|Prefer iostreams for I/O|
Reason: iostreams are safe, flexible, and extensible.
Discussion: iostreams vs. the printf() family It is often (and often correctly) pointed out that the printf() family has two advantages compared to iostreams: flexibility of formatting and performance. This has to be weighed against iostreams advantages of extensibility to handle user-defined types, resilient against security violations, implicit memory management, and locale handling. If you need I/O performance, you can almost always do better than printf().
gets(), scanf() using %s, and printf() using %s are security hazards (vulnerable to buffer overflow and generally error-prone). C11 defines some “optional extensions” that do extra checking of their arguments. If present in your C library, gets_s(), scanf_s(), and printf_s() may be safer alternatives, but they are still not type safe.

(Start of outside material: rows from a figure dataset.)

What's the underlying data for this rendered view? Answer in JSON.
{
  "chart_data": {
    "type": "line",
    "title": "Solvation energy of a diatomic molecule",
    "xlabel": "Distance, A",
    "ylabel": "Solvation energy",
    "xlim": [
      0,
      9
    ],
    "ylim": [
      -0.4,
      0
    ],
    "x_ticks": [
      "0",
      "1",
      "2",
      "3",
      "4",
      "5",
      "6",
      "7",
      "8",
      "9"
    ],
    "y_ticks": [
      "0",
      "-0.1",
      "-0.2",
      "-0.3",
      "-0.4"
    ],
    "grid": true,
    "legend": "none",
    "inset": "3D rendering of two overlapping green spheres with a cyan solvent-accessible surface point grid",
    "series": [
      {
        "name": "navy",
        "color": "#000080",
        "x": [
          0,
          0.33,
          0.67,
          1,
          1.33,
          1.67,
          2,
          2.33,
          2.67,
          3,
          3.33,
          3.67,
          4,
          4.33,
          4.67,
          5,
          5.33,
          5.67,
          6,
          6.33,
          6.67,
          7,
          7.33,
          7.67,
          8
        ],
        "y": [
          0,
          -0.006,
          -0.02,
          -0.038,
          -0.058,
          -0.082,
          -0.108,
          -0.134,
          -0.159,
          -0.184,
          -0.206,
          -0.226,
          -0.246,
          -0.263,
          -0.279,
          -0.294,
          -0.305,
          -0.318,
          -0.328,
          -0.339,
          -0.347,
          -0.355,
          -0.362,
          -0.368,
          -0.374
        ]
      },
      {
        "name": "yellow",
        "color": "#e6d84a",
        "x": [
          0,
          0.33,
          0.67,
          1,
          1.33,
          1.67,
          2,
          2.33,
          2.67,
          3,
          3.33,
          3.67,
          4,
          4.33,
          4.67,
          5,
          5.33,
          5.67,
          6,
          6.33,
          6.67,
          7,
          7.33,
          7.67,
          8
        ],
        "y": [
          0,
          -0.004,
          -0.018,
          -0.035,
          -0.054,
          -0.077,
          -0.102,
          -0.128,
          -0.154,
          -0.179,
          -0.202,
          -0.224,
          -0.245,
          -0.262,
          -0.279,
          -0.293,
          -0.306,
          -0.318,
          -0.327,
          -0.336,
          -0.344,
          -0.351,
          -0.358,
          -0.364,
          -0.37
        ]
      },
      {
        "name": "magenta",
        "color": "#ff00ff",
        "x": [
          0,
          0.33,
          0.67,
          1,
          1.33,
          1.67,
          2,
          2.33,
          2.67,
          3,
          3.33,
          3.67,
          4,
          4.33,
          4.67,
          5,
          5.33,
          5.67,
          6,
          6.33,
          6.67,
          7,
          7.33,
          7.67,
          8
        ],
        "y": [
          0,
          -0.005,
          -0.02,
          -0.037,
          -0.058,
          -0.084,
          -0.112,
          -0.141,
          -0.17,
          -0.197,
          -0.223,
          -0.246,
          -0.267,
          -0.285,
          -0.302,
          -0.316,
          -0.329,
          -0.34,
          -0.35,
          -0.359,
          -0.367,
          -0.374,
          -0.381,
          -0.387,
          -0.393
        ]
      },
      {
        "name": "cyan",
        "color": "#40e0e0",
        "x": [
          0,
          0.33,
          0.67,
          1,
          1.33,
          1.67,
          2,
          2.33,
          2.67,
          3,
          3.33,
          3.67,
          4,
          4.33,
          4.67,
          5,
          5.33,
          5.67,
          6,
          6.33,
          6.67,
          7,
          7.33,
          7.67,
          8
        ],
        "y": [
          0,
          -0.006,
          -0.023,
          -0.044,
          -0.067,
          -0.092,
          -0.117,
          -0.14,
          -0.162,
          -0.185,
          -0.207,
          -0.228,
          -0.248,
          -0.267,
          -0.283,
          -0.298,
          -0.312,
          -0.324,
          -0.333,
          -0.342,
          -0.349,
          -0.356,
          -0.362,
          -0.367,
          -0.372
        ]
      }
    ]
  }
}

|Avoid using varargs in your functions' signatures. Avoid calling functions with varargs in their own signatures, including legacy functions and standard C library functions such as sprintf. |
Admittedly, calls to sprintf can often look more compact and easier to read than equivalent calls using stringstream formatting and operator<< = just like it's also admittedly easier to hop into a car without pesky safety belts and bumpers. The risks are just not worth it. printf-related vulnerabilities continue to be a serious security problem at the time of this writing, and an entire subindustry of tools exists to help find such type errors.
Prefer to use type-safe libraries that support variable arguments using other means. For example, the [Boost] format library uses advanced C++ features to combine safety with speed and convenience.